---
type: Glossary Term
title: Transformer
description: "A Transformer is a neural-network architecture, introduced by Vaswani et al. in the 2017 paper \"Attention Is All You Need,\" that processes sequences using a mec"
resource: "https://www.contextstudios.ai/glossary/transformer"
category: tech
language: en
timestamp: "2026-07-01T13:51:56.422Z"
---

# Transformer

A Transformer is a neural-network architecture, introduced by Vaswani et al. in the 2017 paper "Attention Is All You Need," that processes sequences using a mechanism called self-attention instead of the step-by-step recurrence of earlier models. It is the foundational architecture behind virtually every large language model (LLM) in production today.

Its core innovation is self-attention: for every token in the input, the model computes how relevant every other token is and weights them accordingly. This lets the network capture long-range relationships — the link between a pronoun and a noun 500 words earlier — in a single, parallelizable operation. The original design had an encoder (reads and represents the input) and a decoder (generates output token by token). Modern generative LLMs are typically decoder-only; translation and embedding models often keep the encoder.
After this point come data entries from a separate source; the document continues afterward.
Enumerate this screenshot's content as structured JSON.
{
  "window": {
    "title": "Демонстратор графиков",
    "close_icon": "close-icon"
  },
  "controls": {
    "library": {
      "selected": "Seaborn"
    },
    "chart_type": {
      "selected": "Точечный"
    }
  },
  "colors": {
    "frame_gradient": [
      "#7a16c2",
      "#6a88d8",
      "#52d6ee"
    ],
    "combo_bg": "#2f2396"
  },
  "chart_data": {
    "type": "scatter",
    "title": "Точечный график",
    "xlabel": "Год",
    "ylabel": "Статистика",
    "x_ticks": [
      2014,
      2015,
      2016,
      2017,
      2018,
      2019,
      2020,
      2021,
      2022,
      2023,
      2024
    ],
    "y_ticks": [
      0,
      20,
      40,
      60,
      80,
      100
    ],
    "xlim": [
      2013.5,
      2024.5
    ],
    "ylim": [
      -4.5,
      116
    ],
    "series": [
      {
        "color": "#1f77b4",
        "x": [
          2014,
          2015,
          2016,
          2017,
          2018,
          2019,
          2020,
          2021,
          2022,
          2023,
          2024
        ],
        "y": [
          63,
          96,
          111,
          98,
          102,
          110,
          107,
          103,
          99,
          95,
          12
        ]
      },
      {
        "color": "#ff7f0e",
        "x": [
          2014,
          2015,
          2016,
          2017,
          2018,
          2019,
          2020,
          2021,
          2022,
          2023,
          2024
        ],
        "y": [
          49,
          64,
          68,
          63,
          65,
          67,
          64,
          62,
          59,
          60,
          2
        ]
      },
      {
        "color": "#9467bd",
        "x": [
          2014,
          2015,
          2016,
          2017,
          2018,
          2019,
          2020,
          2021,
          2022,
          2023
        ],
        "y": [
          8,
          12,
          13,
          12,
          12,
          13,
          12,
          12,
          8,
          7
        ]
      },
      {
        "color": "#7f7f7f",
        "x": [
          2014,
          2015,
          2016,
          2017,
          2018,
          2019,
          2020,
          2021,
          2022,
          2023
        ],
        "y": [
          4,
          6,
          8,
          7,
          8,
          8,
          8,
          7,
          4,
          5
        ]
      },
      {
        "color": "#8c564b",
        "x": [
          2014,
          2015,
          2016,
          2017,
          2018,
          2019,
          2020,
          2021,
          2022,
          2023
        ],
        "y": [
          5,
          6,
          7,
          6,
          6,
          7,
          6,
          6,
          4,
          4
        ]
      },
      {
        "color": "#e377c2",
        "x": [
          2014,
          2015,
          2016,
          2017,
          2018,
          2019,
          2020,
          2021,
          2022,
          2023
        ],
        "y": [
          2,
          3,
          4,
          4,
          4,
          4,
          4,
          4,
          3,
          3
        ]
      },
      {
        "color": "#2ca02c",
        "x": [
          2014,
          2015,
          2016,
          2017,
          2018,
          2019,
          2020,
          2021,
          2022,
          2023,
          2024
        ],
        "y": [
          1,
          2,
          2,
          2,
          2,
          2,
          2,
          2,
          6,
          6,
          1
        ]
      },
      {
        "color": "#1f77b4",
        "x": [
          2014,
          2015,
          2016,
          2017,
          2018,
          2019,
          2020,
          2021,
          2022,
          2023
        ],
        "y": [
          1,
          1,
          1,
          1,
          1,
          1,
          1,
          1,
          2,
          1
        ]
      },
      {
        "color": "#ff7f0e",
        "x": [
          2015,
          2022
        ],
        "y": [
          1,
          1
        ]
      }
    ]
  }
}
The Transformer replaced RNNs and LSTMs, which processed tokens one at a time — slow to train and prone to "forgetting" over long sequences. Because self-attention processes all tokens simultaneously, it became feasible to train models on trillions of tokens using GPUs at scale.
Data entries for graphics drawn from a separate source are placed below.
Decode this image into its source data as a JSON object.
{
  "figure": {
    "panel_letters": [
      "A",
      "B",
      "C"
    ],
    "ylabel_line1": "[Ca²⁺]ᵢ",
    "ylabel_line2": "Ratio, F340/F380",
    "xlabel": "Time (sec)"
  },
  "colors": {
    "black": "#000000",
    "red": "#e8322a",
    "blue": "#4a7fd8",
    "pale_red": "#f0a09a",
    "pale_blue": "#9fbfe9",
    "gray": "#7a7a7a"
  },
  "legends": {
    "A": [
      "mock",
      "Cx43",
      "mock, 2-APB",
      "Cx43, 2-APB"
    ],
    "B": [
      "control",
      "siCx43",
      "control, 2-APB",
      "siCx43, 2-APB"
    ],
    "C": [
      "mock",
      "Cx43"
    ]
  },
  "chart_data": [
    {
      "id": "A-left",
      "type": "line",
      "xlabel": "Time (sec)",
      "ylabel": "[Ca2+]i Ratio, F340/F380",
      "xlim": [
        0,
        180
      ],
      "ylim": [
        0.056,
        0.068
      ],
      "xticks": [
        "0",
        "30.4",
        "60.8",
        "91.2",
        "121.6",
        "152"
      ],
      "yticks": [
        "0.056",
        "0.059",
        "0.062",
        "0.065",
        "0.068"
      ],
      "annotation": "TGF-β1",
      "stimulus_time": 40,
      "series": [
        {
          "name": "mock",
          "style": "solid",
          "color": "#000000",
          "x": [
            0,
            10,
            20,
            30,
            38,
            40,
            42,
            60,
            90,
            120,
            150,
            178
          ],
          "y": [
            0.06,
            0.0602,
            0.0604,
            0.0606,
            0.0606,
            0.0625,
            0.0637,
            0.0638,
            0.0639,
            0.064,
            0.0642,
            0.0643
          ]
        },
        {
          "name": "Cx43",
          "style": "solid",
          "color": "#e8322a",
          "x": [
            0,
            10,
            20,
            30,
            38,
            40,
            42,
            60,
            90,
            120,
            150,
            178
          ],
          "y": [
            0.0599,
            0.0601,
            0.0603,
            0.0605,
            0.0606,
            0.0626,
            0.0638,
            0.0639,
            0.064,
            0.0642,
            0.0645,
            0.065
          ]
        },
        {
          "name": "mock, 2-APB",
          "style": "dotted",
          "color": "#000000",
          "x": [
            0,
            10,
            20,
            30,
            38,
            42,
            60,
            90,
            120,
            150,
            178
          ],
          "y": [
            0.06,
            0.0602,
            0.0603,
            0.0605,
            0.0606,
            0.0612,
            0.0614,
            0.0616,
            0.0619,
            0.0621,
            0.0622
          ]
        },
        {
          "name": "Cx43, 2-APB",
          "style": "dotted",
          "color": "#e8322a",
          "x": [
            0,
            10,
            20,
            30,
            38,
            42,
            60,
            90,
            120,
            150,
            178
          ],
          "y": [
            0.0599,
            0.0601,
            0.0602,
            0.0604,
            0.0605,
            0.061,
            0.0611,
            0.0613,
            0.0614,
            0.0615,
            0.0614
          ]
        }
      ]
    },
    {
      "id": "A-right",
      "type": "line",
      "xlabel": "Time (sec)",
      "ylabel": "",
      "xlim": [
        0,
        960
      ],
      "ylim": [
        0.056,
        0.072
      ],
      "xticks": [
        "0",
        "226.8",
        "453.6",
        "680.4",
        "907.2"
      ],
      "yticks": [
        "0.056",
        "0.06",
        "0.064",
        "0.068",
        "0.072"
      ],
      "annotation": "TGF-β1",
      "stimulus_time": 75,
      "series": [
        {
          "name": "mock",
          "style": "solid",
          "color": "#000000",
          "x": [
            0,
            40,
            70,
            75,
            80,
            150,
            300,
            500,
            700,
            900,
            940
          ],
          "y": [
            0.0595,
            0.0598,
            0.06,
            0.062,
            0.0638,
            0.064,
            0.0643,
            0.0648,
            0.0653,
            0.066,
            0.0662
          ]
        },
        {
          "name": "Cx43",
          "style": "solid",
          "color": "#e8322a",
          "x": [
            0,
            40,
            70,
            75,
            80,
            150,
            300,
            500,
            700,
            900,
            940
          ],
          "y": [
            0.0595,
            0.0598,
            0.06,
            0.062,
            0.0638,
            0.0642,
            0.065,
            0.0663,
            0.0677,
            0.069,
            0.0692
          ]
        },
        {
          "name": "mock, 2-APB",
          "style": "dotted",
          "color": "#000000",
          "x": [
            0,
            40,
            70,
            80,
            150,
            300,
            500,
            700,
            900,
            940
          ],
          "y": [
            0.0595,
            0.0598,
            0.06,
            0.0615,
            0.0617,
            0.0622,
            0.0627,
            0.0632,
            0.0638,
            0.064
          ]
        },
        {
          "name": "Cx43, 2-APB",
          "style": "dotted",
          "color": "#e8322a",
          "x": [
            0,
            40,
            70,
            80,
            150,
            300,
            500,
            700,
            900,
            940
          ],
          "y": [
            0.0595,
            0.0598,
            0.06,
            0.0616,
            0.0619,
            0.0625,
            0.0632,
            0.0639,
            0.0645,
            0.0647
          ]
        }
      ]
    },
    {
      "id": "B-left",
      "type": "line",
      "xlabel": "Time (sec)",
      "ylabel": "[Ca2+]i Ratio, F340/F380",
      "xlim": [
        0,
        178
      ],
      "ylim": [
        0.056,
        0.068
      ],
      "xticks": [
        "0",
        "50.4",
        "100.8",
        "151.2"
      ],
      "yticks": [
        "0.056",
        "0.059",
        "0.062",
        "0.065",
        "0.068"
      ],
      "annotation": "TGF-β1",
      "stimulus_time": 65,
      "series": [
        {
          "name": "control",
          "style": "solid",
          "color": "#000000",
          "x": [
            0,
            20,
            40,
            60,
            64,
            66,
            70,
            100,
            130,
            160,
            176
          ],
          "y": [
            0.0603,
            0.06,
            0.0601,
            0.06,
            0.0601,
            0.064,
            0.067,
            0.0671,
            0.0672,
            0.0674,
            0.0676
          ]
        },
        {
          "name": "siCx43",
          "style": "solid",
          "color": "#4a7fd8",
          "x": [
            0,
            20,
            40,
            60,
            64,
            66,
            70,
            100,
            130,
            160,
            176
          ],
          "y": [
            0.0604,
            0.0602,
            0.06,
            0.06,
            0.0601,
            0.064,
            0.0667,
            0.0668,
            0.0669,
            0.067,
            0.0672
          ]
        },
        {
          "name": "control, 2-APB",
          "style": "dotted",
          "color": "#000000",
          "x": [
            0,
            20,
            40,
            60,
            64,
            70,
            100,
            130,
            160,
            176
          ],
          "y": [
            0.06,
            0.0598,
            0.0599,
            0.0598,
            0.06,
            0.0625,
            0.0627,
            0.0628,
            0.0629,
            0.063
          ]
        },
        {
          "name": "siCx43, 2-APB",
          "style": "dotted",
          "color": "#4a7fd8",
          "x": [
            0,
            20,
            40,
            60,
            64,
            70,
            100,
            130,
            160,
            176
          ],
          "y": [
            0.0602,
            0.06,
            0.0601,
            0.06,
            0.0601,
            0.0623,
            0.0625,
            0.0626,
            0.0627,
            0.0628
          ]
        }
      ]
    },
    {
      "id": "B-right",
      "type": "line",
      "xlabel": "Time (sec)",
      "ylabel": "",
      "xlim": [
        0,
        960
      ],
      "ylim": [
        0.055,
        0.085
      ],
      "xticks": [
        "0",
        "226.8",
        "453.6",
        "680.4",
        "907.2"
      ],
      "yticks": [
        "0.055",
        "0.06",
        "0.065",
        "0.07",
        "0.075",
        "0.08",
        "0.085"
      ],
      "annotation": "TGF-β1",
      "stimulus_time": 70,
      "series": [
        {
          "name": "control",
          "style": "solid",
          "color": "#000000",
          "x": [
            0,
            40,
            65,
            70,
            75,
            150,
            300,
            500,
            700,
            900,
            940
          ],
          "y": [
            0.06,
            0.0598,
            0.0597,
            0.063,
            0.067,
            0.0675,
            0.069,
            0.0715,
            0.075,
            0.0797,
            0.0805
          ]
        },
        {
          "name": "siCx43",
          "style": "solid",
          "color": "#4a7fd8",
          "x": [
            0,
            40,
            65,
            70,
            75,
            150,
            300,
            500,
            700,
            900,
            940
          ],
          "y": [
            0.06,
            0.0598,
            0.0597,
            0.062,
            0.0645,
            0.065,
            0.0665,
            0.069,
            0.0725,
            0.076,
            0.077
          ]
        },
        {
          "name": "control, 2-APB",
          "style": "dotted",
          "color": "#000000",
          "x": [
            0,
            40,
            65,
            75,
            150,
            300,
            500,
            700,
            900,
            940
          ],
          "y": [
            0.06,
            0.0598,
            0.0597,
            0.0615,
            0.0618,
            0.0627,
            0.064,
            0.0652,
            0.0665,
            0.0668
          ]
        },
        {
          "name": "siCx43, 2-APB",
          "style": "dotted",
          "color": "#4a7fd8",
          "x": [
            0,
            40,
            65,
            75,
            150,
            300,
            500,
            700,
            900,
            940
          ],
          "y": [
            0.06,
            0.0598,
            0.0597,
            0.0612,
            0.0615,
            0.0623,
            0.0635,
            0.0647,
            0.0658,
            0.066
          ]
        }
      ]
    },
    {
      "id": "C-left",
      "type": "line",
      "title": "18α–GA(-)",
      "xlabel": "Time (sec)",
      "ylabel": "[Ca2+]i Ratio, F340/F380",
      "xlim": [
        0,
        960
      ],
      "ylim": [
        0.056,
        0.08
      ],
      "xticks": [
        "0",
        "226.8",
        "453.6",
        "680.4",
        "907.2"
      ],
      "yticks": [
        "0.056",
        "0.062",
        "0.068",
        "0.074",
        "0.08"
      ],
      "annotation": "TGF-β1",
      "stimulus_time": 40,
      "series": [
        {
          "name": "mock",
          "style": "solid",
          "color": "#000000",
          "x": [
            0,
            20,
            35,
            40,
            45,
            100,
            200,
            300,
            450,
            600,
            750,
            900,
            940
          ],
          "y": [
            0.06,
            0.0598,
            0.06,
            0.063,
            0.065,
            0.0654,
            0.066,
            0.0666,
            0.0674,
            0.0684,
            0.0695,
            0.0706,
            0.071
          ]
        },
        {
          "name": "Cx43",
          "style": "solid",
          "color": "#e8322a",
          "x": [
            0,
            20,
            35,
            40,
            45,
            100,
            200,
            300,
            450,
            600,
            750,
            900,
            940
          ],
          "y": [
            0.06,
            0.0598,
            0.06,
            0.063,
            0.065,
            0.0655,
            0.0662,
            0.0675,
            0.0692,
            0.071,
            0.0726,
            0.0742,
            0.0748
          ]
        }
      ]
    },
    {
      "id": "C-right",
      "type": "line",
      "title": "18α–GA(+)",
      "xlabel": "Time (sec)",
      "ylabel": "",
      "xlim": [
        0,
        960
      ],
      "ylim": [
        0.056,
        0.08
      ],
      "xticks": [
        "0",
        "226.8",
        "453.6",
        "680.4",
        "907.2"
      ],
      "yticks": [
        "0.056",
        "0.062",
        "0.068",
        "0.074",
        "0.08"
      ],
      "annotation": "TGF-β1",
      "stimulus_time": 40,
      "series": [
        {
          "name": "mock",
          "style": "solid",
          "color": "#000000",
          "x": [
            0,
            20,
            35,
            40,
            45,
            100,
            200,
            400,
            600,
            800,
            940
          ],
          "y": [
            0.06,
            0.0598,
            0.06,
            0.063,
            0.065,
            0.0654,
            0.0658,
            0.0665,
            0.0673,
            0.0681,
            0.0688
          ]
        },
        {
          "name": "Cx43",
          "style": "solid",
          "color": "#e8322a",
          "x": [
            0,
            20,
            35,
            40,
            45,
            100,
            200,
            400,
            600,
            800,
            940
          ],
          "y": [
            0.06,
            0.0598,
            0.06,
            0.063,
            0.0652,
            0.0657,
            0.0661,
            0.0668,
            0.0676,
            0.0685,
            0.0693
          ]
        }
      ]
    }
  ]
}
Every major 2026 frontier model is a Transformer: GPT-5.5 (OpenAI), Claude Opus 4.8 / Sonnet 4.6 (Anthropic), and Gemini 3 (Google). The "T" in GPT stands for Transformer. The same architecture also powers multimodal systems (image, audio, video) by converting those inputs into token sequences the attention mechanism can process.
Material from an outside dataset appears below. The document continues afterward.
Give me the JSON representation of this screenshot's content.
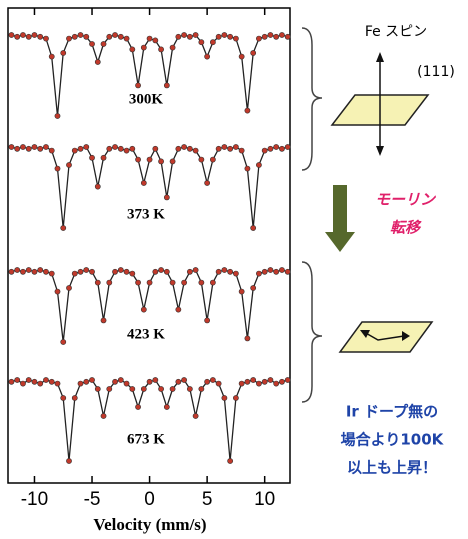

Practical caveat: self-attention's cost grows quadratically with sequence length, making very long contexts expensive. This drove the 2026 rise of hybrid architectures — models like Jamba, Nemotron-H and Zamba2 that interleave attention layers with state-space models (SSMs) such as Mamba/Mamba-2. SSMs scale roughly linearly and run far faster on long inputs but still trail on short-context reasoning. The 2026 consensus: the Transformer remains the default; hybrids are the pragmatic answer for long-context and latency-sensitive workloads, not a wholesale replacement.